Search code examples
pythonpython-xarray

Preserve coordinates in xarray.Dataset when subsetting a DataArray


I want to have multiple coordinate systems for a given dimension, e.g., a single "time" dimension with coordinates for (the default) datetime64[ns] type but also for a numeric year, or a season. This seems to be possible using Dataset.assign_coords() but has some unexpected behavior when subsetting a DataArray within the Dataset.

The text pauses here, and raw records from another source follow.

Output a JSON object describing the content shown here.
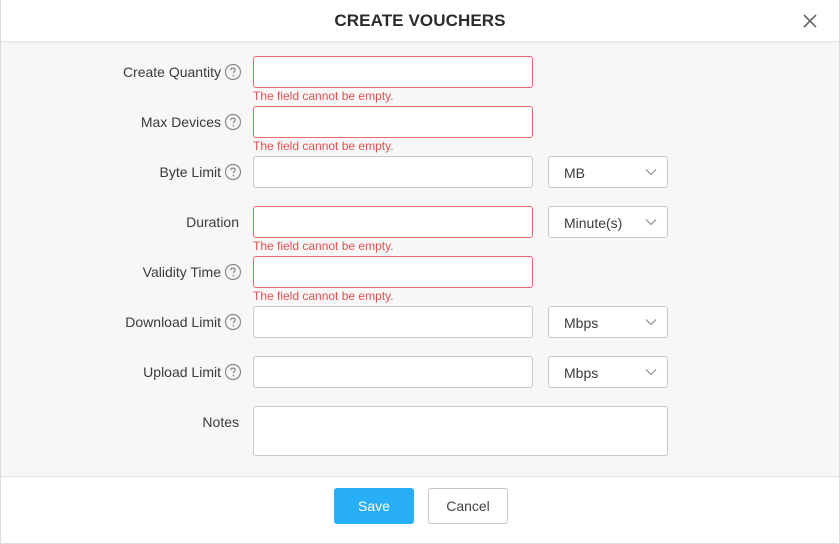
{
  "dialog": {
    "title": "CREATE VOUCHERS",
    "close_icon": "close-icon"
  },
  "form": {
    "help_icon": "question-circle-icon",
    "error_text": "The field cannot be empty.",
    "fields": {
      "create_quantity": {
        "label": "Create Quantity",
        "value": "",
        "has_help": true,
        "error": true
      },
      "max_devices": {
        "label": "Max Devices",
        "value": "",
        "has_help": true,
        "error": true
      },
      "byte_limit": {
        "label": "Byte Limit",
        "value": "",
        "has_help": true,
        "error": false,
        "unit": "MB"
      },
      "duration": {
        "label": "Duration",
        "value": "",
        "has_help": false,
        "error": true,
        "unit": "Minute(s)"
      },
      "validity_time": {
        "label": "Validity Time",
        "value": "",
        "has_help": true,
        "error": true
      },
      "download_limit": {
        "label": "Download Limit",
        "value": "",
        "has_help": true,
        "error": false,
        "unit": "Mbps"
      },
      "upload_limit": {
        "label": "Upload Limit",
        "value": "",
        "has_help": true,
        "error": false,
        "unit": "Mbps"
      },
      "notes": {
        "label": "Notes",
        "value": "",
        "has_help": false
      }
    }
  },
  "footer": {
    "save_label": "Save",
    "cancel_label": "Cancel"
  },
  "colors": {
    "primary": "#27aef5",
    "error": "#e05050",
    "error_border": "#e56b6b",
    "body_bg": "#f7f7f7"
  }
}
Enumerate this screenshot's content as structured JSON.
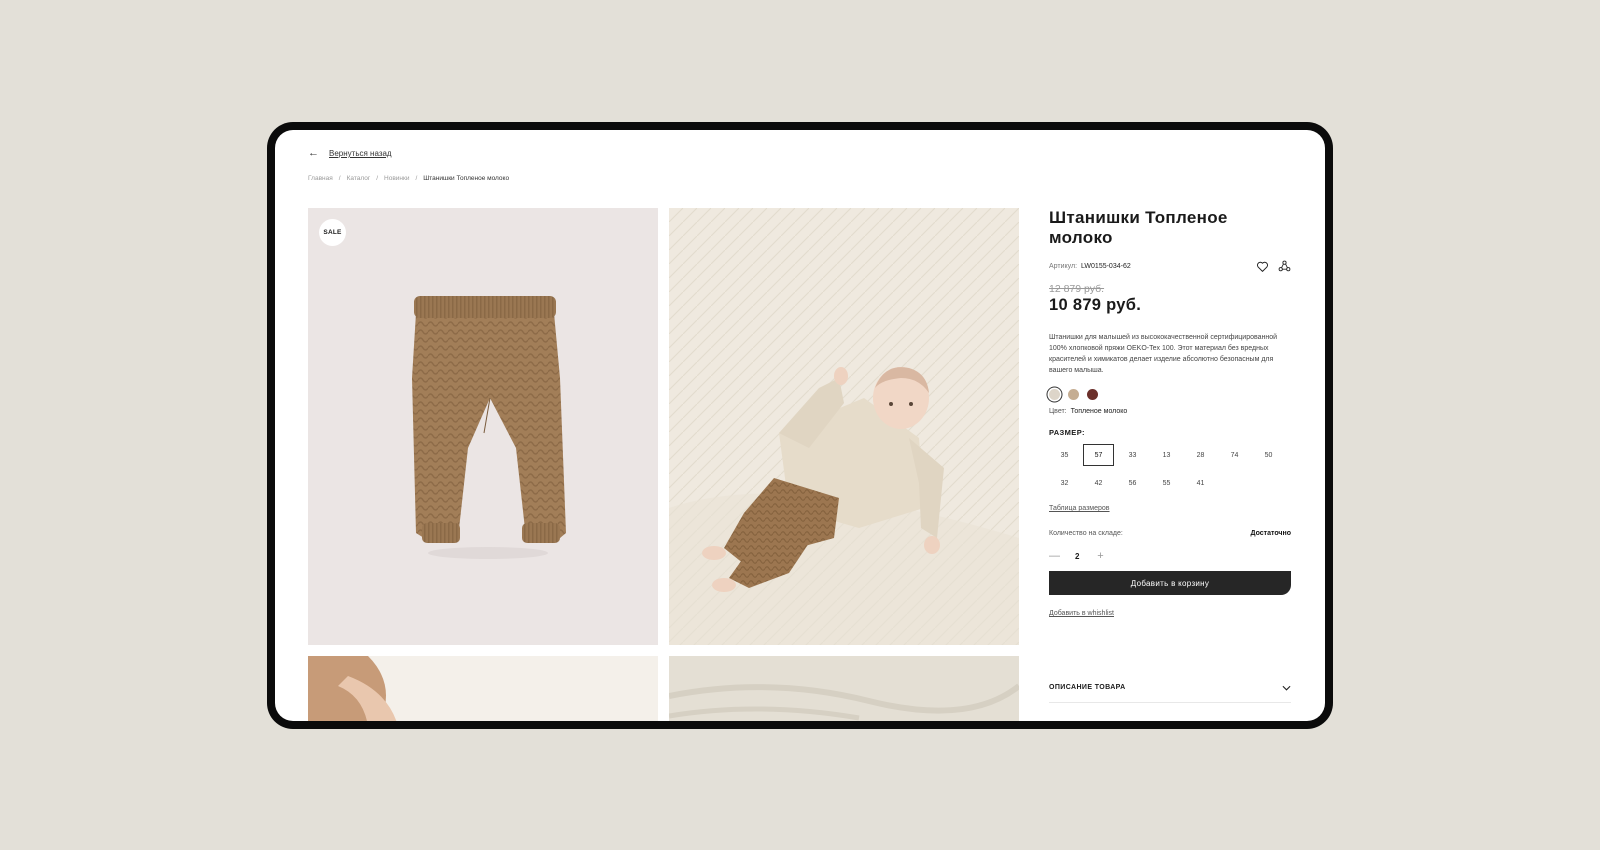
{
  "nav": {
    "back_label": "Вернуться назад"
  },
  "breadcrumb": [
    "Главная",
    "Каталог",
    "Новинки",
    "Штанишки Топленое молоко"
  ],
  "breadcrumb_separator": "/",
  "gallery": {
    "badge": "SALE"
  },
  "product": {
    "title": "Штанишки Топленое молоко",
    "sku_label": "Артикул:",
    "sku": "LW0155-034-62",
    "old_price": "12 879 руб.",
    "price": "10 879 руб.",
    "description": "Штанишки для малышей из высококачественной сертифицированной 100% хлопковой пряжи OEKO-Tex 100. Этот материал без вредных красителей и химикатов делает изделие абсолютно безопасным для вашего малыша.",
    "swatches": [
      "#ddd5c9",
      "#c5ad92",
      "#6b2f2a"
    ],
    "color_label": "Цвет:",
    "color_value": "Топленое молоко",
    "size_heading": "РАЗМЕР:",
    "sizes": [
      "35",
      "57",
      "33",
      "13",
      "28",
      "74",
      "50",
      "32",
      "42",
      "56",
      "55",
      "41"
    ],
    "selected_size": "57",
    "size_table_link": "Таблица размеров",
    "stock_label": "Количество на складе:",
    "stock_value": "Достаточно",
    "quantity": "2",
    "add_to_cart": "Добавить в корзину",
    "add_to_wishlist": "Добавить в whishlist",
    "accordion_title": "ОПИСАНИЕ ТОВАРА"
  },
  "icons": [
    "arrow-left-icon",
    "heart-icon",
    "share-icon",
    "chevron-down-icon",
    "minus-icon",
    "plus-icon"
  ]
}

I'm using the publicly available NASA dataset available here (with Earthdata login); described in more detail at this link.

import xarray as xr
import numpy as np

ds = xr.open_mfdataset('GRCTellus.JPL.200204_202311.GLO.RL06.1M.MSCNv03CRI.nc')
ds.coords['lon'] = ds.coords['lon'] - 180

# Get a list of all the dates from the "time" coordinate
dates = ds.coords['time'].values

# Convert each "datetime64[ns]" object to a 4-digit year
years = []
for each in dates:
    years.append(int(str(each)[0:4]))

# Create a new set of coordinates
ds = ds.assign_coords(year = ('year', years))
<xarray.Dataset>
Dimensions:        (lat: 360, time: 227, lon: 720, bounds: 2, year: 227)
Coordinates:
  * lat            (lat) float64 -89.75 -89.25 -88.75 ... 88.75 89.25 89.75
  * time           (time) datetime64[ns] 2002-04-17T12:00:00 ... 2023-11-16
  * lon            (lon) float64 -179.8 -179.2 -178.8 ... 178.8 179.2 179.8
  * year           (year) int64 2002 2002 2002 2002 2002 ... 2023 2023 2023 2023

This works great, so far, in that I have a year coordinate now. I also have a year dimension listed, which is not what I wanted.

The more serious problem is that when I select a DataArray from this Dataset, it doesn't know anything about the new coordinates.

ds['lwe_thickness'].sel(lon = slice(-124, -114), lat = slice(32, 42))
<xarray.DataArray 'lwe_thickness' (time: 227, lat: 20, lon: 20)>
dask.array<getitem, shape=(227, 20, 20), dtype=float64, chunksize=(46, 20, 20), chunktype=numpy.ndarray>
Coordinates:
  * lat      (lat) float64 32.25 32.75 33.25 33.75 ... 40.25 40.75 41.25 41.75
  * time     (time) datetime64[ns] 2002-04-17T12:00:00 ... 2023-11-16
  * lon      (lon) float64 -123.8 -123.2 -122.8 -122.2 ... -115.2 -114.8 -114.2

The result is that "time" is listed as a coordinate, but not "year". This has implications for using DataArray.polyfit(), because without a "year" coordinate I can't get coefficient values denominated by year.

How can I make a new coordinate system available to each DataArray in my Dataset? I have looked at:


Solution

  • You are telling it to connect the new coordinate to a newly created dimension 'year'. I didn't try this on your exact data, but try connecting the coordinate 'year' to the existing dimension 'time'

     ds = ds.assign_coords(year = ('time', years))
    

    Then the 'year' coordinate should also show up in the DataArrays that are defined over the dimension 'time'.